Inspiration

The San Jose area serves as a vibrant breeding ground for culture, diversity, and innovation. As a result, it is crucial that we keep this environment safe, not just for the wellbeing of the San Jose community, but for us college students at Santa Clara University and San Jose State as well. As we transition toward off-campus housing in the next couple of years, safety will become a number priority for us. As such, we saw that an accessible website like SafeMap SJ could help guide us and inform others on housing decisions.

What it does

We created an interactive, color-coded map that depicts "safety scores" associated with the neighborhoods in San Jose, which is mainly designed for real estate owners to make educated decisions when choosing potential homes. Users select a neighborhood from a map or input a neighborhood by name, which brings up a summary detailing a neighborhood's current 1-10 safety score, associated color ranking, and future safety score predictions. At the bottom, users can implement star ranking reviews and contribute to an overall star rating.

How we built it

We used HTML, CSS, and Javascript to build the front-end of SafeMap SJ. The highlight of our frontend would be our San Jose Neighborhood map and its search bar. Our backend was developed using Python. Using json and csv files from San Jose’s free datasets, we took the addresses from crime and crash sites and correlated them to coordinates and then specific neighborhoods. We engineered prompts to feed to Amazon Web Services: Bedrock Claude 3 Sonnet, which analyzed the neighborhood data based on numerous factors like crash and crime severity, injury severity, and environmental damage to produce a safety score for each specific neighborhood. We then used these scores to create an interactive, gradient color map that reflected the individual safety scores across San Jose. For the user rating system, we stored our data in AWS S3 bucket storage, with every new user response being stored in the cloud and averaged with other responses to create an overall star rating.

Challenges we ran into

Our biggest challenge by far had to do with us mistakenly trying to use SageMaker instead of Bedrock. We lost a lot of time trying to figure out the former before we realized that using the latter would prove far more easier and less time consuming. This is because SageMaker has a far steeper learning curve since we’d need to train the learning model from scratch whereas in Bedrock we could just simply adapt a pre-existing model for our case by just tweaking the parameters. Even with Bedrock, we found it to have an exceptionally steep learning curve, as it was all our first time using it.

What we learned

We learned how to create a full-stack project that incorporates machine learning. Through the team's first ever hackathon, we learned how to integrate APIs, prompt engineer, implement Bedrock model data into our backend, and chunk file data. On top of the aforementioned skills, we gained experience working in teams, delegating tasks, parallel programming, and stand-up meetings.

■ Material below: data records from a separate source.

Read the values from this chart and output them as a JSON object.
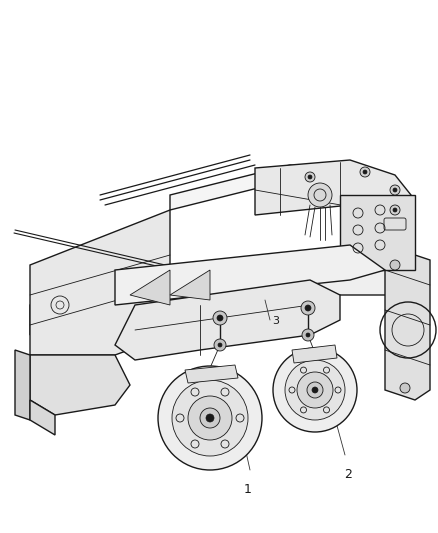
{
  "background_color": "#ffffff",
  "line_color": "#1a1a1a",
  "label_1": "1",
  "label_2": "2",
  "label_3": "3",
  "figsize": [
    4.38,
    5.33
  ],
  "dpi": 100,
  "lw_main": 1.0,
  "lw_thin": 0.6,
  "lw_thick": 1.3
}
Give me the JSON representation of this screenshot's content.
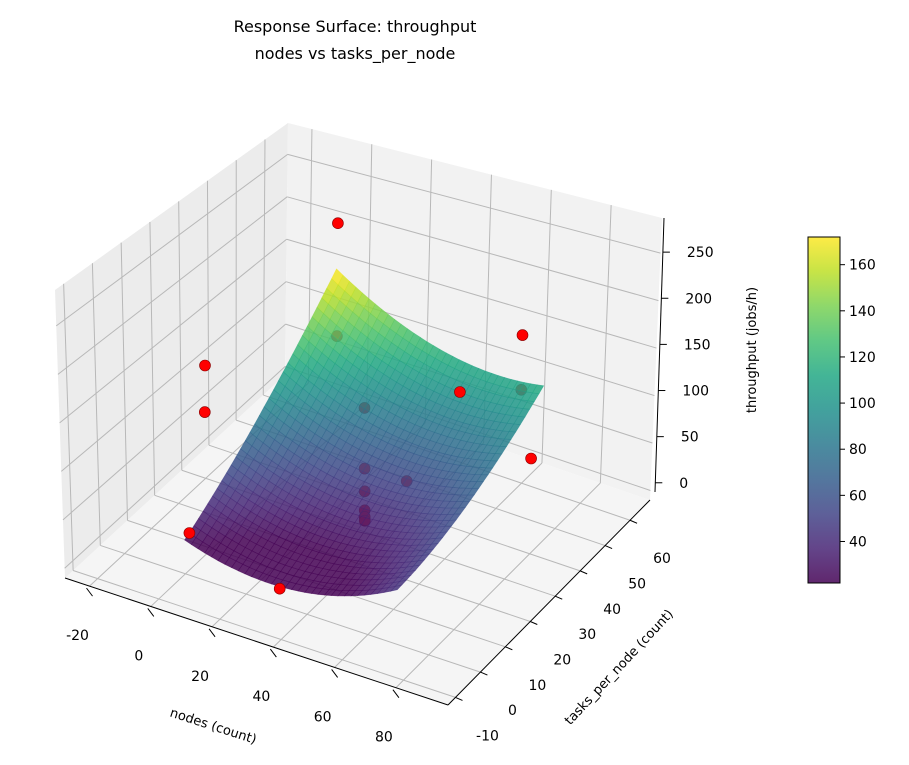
{
  "chart_data": {
    "type": "surface",
    "title": [
      "Response Surface: throughput",
      "nodes vs tasks_per_node"
    ],
    "xlabel": "nodes (count)",
    "ylabel": "tasks_per_node (count)",
    "zlabel": "throughput (jobs/h)",
    "xlim": [
      -28,
      97
    ],
    "ylim": [
      -13,
      68
    ],
    "zlim": [
      -10,
      287
    ],
    "xticks": [
      -20,
      0,
      20,
      40,
      60,
      80
    ],
    "yticks": [
      -10,
      0,
      10,
      20,
      30,
      40,
      50,
      60
    ],
    "zticks": [
      0,
      50,
      100,
      150,
      200,
      250
    ],
    "grid": true,
    "colormap": "viridis",
    "surface": {
      "x_range": [
        0,
        70
      ],
      "y_range": [
        0,
        56
      ],
      "model": "z = 50 - 10X + 55Y + 25X^2 + 15Y^2 - 20XY, X=(x-35)/35, Y=(y-28)/28",
      "coefficients": {
        "c": 50,
        "x": -10,
        "y": 55,
        "xx": 25,
        "yy": 15,
        "xy": -20
      },
      "alpha": 0.85
    },
    "points": [
      [
        -18,
        28,
        121
      ],
      [
        4,
        4,
        152
      ],
      [
        -2,
        4,
        20
      ],
      [
        40,
        -10,
        41
      ],
      [
        4,
        52,
        240
      ],
      [
        4,
        52,
        114
      ],
      [
        35,
        64,
        52
      ],
      [
        66,
        52,
        175
      ],
      [
        66,
        52,
        117
      ],
      [
        86,
        33,
        112
      ],
      [
        35,
        28,
        128
      ],
      [
        35,
        28,
        64
      ],
      [
        35,
        28,
        40
      ],
      [
        35,
        28,
        20
      ],
      [
        35,
        28,
        13
      ],
      [
        35,
        28,
        9
      ],
      [
        49,
        28,
        65
      ]
    ],
    "point_color": "#ff0000",
    "colorbar": {
      "range": [
        22,
        172
      ],
      "ticks": [
        40,
        60,
        80,
        100,
        120,
        140,
        160
      ]
    }
  }
}
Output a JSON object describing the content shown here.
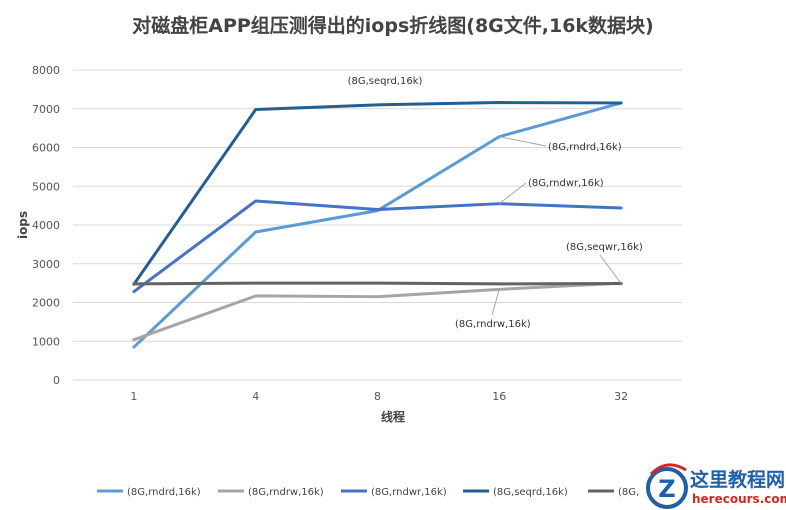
{
  "chart_data": {
    "type": "line",
    "title": "对磁盘柜APP组压测得出的iops折线图(8G文件,16k数据块)",
    "xlabel": "线程",
    "ylabel": "iops",
    "categories": [
      "1",
      "4",
      "8",
      "16",
      "32"
    ],
    "ylim": [
      0,
      8000
    ],
    "yticks": [
      "0",
      "1000",
      "2000",
      "3000",
      "4000",
      "5000",
      "6000",
      "7000",
      "8000"
    ],
    "grid": true,
    "legend_position": "bottom",
    "series": [
      {
        "name": "(8G,rndrd,16k)",
        "color": "#5b9bd5",
        "values": [
          850,
          3820,
          4370,
          6280,
          7150
        ]
      },
      {
        "name": "(8G,rndrw,16k)",
        "color": "#a5a5a5",
        "values": [
          1040,
          2170,
          2150,
          2340,
          2500
        ]
      },
      {
        "name": "(8G,rndwr,16k)",
        "color": "#4472c4",
        "values": [
          2280,
          4620,
          4400,
          4550,
          4440
        ]
      },
      {
        "name": "(8G,seqrd,16k)",
        "color": "#255e91",
        "values": [
          2470,
          6980,
          7100,
          7160,
          7150
        ]
      },
      {
        "name": "(8G,seqwr,16k)",
        "color": "#636363",
        "values": [
          2480,
          2500,
          2500,
          2480,
          2490
        ]
      }
    ],
    "annotations": [
      {
        "text": "(8G,seqrd,16k)",
        "series": 3
      },
      {
        "text": "(8G,rndrd,16k)",
        "series": 0
      },
      {
        "text": "(8G,rndwr,16k)",
        "series": 2
      },
      {
        "text": "(8G,seqwr,16k)",
        "series": 4
      },
      {
        "text": "(8G,rndrw,16k)",
        "series": 1
      }
    ],
    "legend_entries": [
      "(8G,rndrd,16k)",
      "(8G,rndrw,16k)",
      "(8G,rndwr,16k)",
      "(8G,seqrd,16k)",
      "(8G,"
    ]
  },
  "watermark": {
    "line1": "这里教程网",
    "line2": "herecours.com",
    "letter": "Z"
  }
}
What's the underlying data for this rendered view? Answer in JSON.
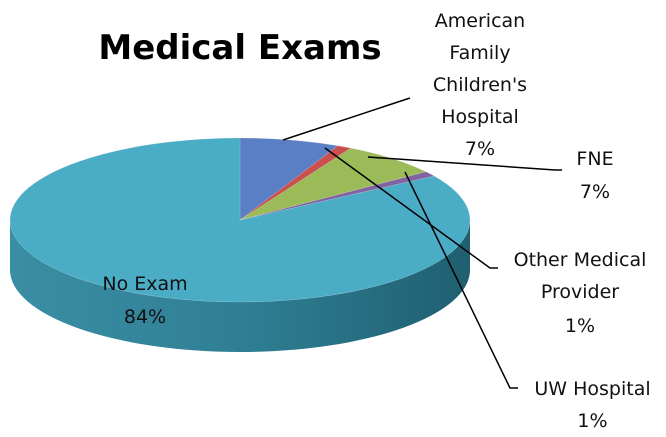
{
  "chart_data": {
    "type": "pie",
    "title": "Medical Exams",
    "categories": [
      "American Family Children's Hospital",
      "Other Medical Provider",
      "FNE",
      "UW Hospital",
      "No Exam"
    ],
    "values": [
      7,
      1,
      7,
      1,
      84
    ],
    "value_labels": [
      "7%",
      "1%",
      "7%",
      "1%",
      "84%"
    ],
    "colors": [
      "#5b7fc4",
      "#c9504d",
      "#9bbb59",
      "#8064a2",
      "#4bacc6"
    ]
  }
}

What's next for SafeMap SJ

For SafeMap SJ, we chose to focus on the San Jose Metropolitan Area. We plan to expand to any other city that has readily available public datasets (i.e Chicago and New York City). Additionally, we can implement more datasets when factoring our safety score assessments. Due to time restraints, we were only able to implement Car Crashes and Crime Cases. Other datasets we could have implemented are flooding cases and traffic violations. Furthermore, we plan on implementing our innovative AI safety rating with navigation systems like Google Maps and Waze. By doing so, we can highlight high-risk areas that GPS reroute users from.